In a post on the issue of preregistration in science, statistician and political scientist Andrew Gelmanwrites (my emphasis) that:
I support proposals in psychology and political science to allow preregistration to be done in an open way. I just wouldn’t want preregistration to be required, indeed the concept of preregistration would seem to me to be just about impossible to apply in the analysis of public datasets such as we use in political science.
What Gelman is saying is that preregistration - getting scientists to publicly announce what experiments they will conduct ahead of time, to defeat publication bias - would not be possible in the case of reanalysis studies. Rather than collecting new data, such research consists of taking a new look at old data. There is widespread concern that, because these kinds of studies can't be preregistered, this kind of research would become denigrated or even unpublishable, were registration to become the norm.
Now, reanalysis is immensely valuable (even I do it), and I've yet to meet anyone who wants it abolished. Luckily, I do not think that the rise of preregistration would threaten such studies, even if they were unpreregisterable. But in this post I want to go further than that - or, maybe, off the deep end - and say: maybe they could be preregistered.

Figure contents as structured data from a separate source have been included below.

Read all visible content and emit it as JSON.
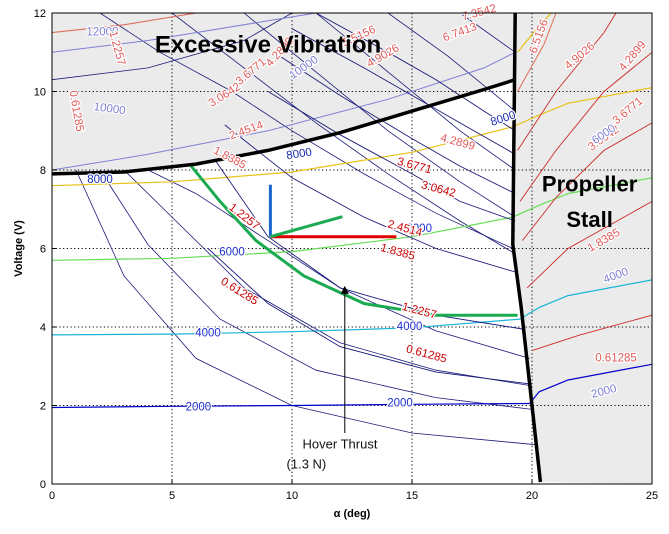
{
  "chart_data": {
    "type": "contour",
    "xlabel": "α (deg)",
    "ylabel": "Voltage (V)",
    "xlim": [
      0,
      25
    ],
    "ylim": [
      0,
      12
    ],
    "x_ticks": [
      "0",
      "5",
      "10",
      "15",
      "20",
      "25"
    ],
    "y_ticks": [
      "0",
      "2",
      "4",
      "6",
      "8",
      "10",
      "12"
    ],
    "grid": true,
    "regions": {
      "vibration": {
        "label": "Excessive Vibration"
      },
      "stall": {
        "label_line1": "Propeller",
        "label_line2": "Stall"
      }
    },
    "boundaries": {
      "vibration": [
        [
          0,
          7.9
        ],
        [
          3,
          7.95
        ],
        [
          6,
          8.15
        ],
        [
          9,
          8.5
        ],
        [
          12,
          8.95
        ],
        [
          15,
          9.5
        ],
        [
          18,
          10.05
        ],
        [
          19.3,
          10.3
        ]
      ],
      "stall": [
        [
          19.3,
          12
        ],
        [
          19.2,
          6.1
        ],
        [
          19.55,
          4.5
        ],
        [
          20.0,
          2.0
        ],
        [
          20.35,
          0.05
        ]
      ]
    },
    "rpm_contours": [
      {
        "label": "2000",
        "color": "#0000cc",
        "points": [
          [
            0,
            1.95
          ],
          [
            5,
            1.98
          ],
          [
            10,
            2.0
          ],
          [
            15,
            2.03
          ],
          [
            19.9,
            2.05
          ]
        ],
        "label_positions": [
          [
            6.1,
            1.95
          ],
          [
            14.5,
            2.05
          ]
        ]
      },
      {
        "label": "4000",
        "color": "#19b5d8",
        "points": [
          [
            0,
            3.8
          ],
          [
            5,
            3.82
          ],
          [
            10,
            3.88
          ],
          [
            15,
            3.98
          ],
          [
            19.5,
            4.2
          ]
        ],
        "label_positions": [
          [
            6.5,
            3.83
          ],
          [
            14.9,
            4.0
          ]
        ]
      },
      {
        "label": "6000",
        "color": "#66dd55",
        "points": [
          [
            0,
            5.7
          ],
          [
            5,
            5.75
          ],
          [
            10,
            5.92
          ],
          [
            15,
            6.3
          ],
          [
            19.2,
            6.8
          ]
        ],
        "label_positions": [
          [
            7.5,
            5.9
          ],
          [
            15.3,
            6.5
          ]
        ]
      },
      {
        "label": "8000",
        "color": "#e8c21a",
        "points": [
          [
            0,
            7.6
          ],
          [
            5,
            7.7
          ],
          [
            10,
            7.95
          ],
          [
            15,
            8.45
          ],
          [
            19.2,
            9.1
          ]
        ],
        "label_positions": [
          [
            2.0,
            7.75
          ]
        ]
      }
    ],
    "rpm_lines_upper": [
      {
        "label": "8000",
        "points": [
          [
            9.5,
            8.4
          ],
          [
            11,
            8.2
          ]
        ]
      }
    ],
    "thrust_contours": [
      {
        "label": "0.61285",
        "color": "#cc0000",
        "points": [
          [
            6.5,
            6.0
          ],
          [
            9,
            4.6
          ],
          [
            12,
            3.5
          ],
          [
            16,
            2.85
          ],
          [
            19.9,
            2.55
          ]
        ],
        "label_positions": [
          [
            7.8,
            4.9
          ],
          [
            15.6,
            3.3
          ]
        ]
      },
      {
        "label": "1.2257",
        "color": "#cc0000",
        "points": [
          [
            6.8,
            8.25
          ],
          [
            9,
            6.3
          ],
          [
            12,
            5.0
          ],
          [
            16,
            4.3
          ],
          [
            19.6,
            3.95
          ]
        ],
        "label_positions": [
          [
            8.0,
            6.8
          ],
          [
            15.3,
            4.4
          ]
        ]
      },
      {
        "label": "1.8385",
        "color": "#cc0000",
        "points": [
          [
            7.2,
            9.15
          ],
          [
            10,
            7.8
          ],
          [
            13,
            6.8
          ],
          [
            16,
            6.0
          ],
          [
            19.3,
            5.4
          ]
        ],
        "label_positions": [
          [
            7.4,
            8.3
          ],
          [
            14.4,
            5.9
          ]
        ]
      },
      {
        "label": "2.4514",
        "color": "#cc0000",
        "points": [
          [
            9.0,
            10.0
          ],
          [
            12,
            8.9
          ],
          [
            15,
            7.9
          ],
          [
            17,
            7.2
          ],
          [
            19.3,
            6.7
          ]
        ],
        "label_positions": [
          [
            8.1,
            9.0
          ],
          [
            14.7,
            6.5
          ]
        ]
      },
      {
        "label": "3.0642",
        "color": "#cc0000",
        "points": [
          [
            9.5,
            10.9
          ],
          [
            12,
            9.9
          ],
          [
            15,
            8.8
          ],
          [
            17,
            8.1
          ],
          [
            19.3,
            7.4
          ]
        ],
        "label_positions": [
          [
            7.2,
            9.9
          ],
          [
            16.1,
            7.5
          ]
        ]
      },
      {
        "label": "3.6771",
        "color": "#cc0000",
        "points": [
          [
            10,
            11.6
          ],
          [
            13,
            10.6
          ],
          [
            15,
            9.9
          ],
          [
            17,
            9.2
          ],
          [
            19.3,
            8.4
          ]
        ],
        "label_positions": [
          [
            8.3,
            10.5
          ],
          [
            15.1,
            8.1
          ]
        ]
      },
      {
        "label": "4.2899",
        "color": "#cc0000",
        "points": [
          [
            11,
            12
          ],
          [
            14,
            11.0
          ],
          [
            16,
            10.3
          ],
          [
            18,
            9.5
          ],
          [
            19.3,
            9.0
          ]
        ],
        "label_positions": [
          [
            9.5,
            11.0
          ],
          [
            16.9,
            8.7
          ]
        ]
      }
    ],
    "upper_thrust_labels": [
      "4.9026",
      "5.5156",
      "6.7413",
      "7.3542"
    ],
    "upper_rpm_labels": [
      "10000",
      "12000"
    ],
    "stall_side_labels": [
      "4.9026",
      "4.2899",
      "3.6771",
      "3.0642",
      "1.8385",
      "0.61285",
      "6000",
      "4000",
      "2000",
      "6.5156"
    ],
    "operating_point": {
      "alpha": 9.1,
      "voltage": 6.3
    },
    "hover_thrust_curve": {
      "color": "#1aaa50",
      "points": [
        [
          5.8,
          8.1
        ],
        [
          7.0,
          7.2
        ],
        [
          8.5,
          6.2
        ],
        [
          10.5,
          5.3
        ],
        [
          13,
          4.6
        ],
        [
          16,
          4.3
        ],
        [
          19.4,
          4.3
        ]
      ],
      "label_line1": "Hover Thrust",
      "label_line2": "(1.3 N)",
      "arrow_target": [
        12.2,
        5.1
      ]
    },
    "axes_marks": {
      "blue_color": "#1a66cc",
      "red_color": "#e00000",
      "green_color": "#1aaa50"
    }
  }
}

Suppose scientists agree that if anyone is going to carry out a reanalysis of a dataset, they ought to tell everyone else about it first. This registration doesn't need to be exhaustive: it just needs to be enough to give experts in the field a good idea of what's being attempted. So when Andrew Gelman (let's say) is going to start using a new approach, he goes on Twitter, or on his blog, and posts a bare-bones summary of what he's going to do. Then he does it. If he finds something interesting, he writes it up as a paper, citing that tweet or post as his preregistration. If the analysis doesn't reveal anything new, he just moves onto something else - but the community now have reason to believe that this line of inquiry didn't work out, because Gelman told everyone that he was going to do it, and then he said no more about it. Now that they know it, no-one else need waste their time trying it. And the fact that it turned up nothing might be revealing in itself. Doing this would be, voluntary but the community would be suspicious of any set of results that just popped up out of nowhere, because they would have no way of knowing how many other approaches the author tried until he or she got the result they wanted.

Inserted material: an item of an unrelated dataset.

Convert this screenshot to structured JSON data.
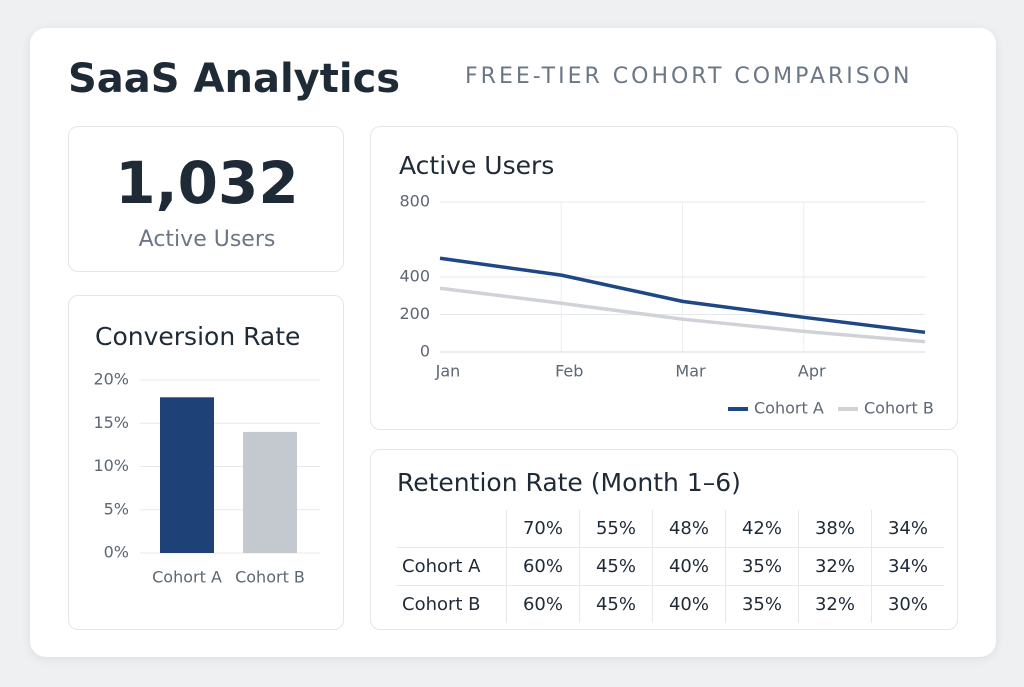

Now, that is preregistration. That's all it would need to involve: a tweet or a blog post, along the lines of "Today I'm going to try factor analysis on all of the X variables from Y dataset". So long as your peers know what you mean, that would be enough. Preregistrations for analyses could be minimalistic compared to those for full experiments. No-one has ever said that preregistration should be bureaucratic. Would it work in practice? Well, it would be very easy to cheat. You could do an analysis, look at the results, then if you like the look of them, 'preregister' it, wait a decent interval, and publish it. If it's not what you want, you could pretend it never happened. In the worst case scenario, everyone would cheat in this way, and only results that are liked would see the light of day. But notice this is what currently happens anyway. We currently live in that worst case scenario.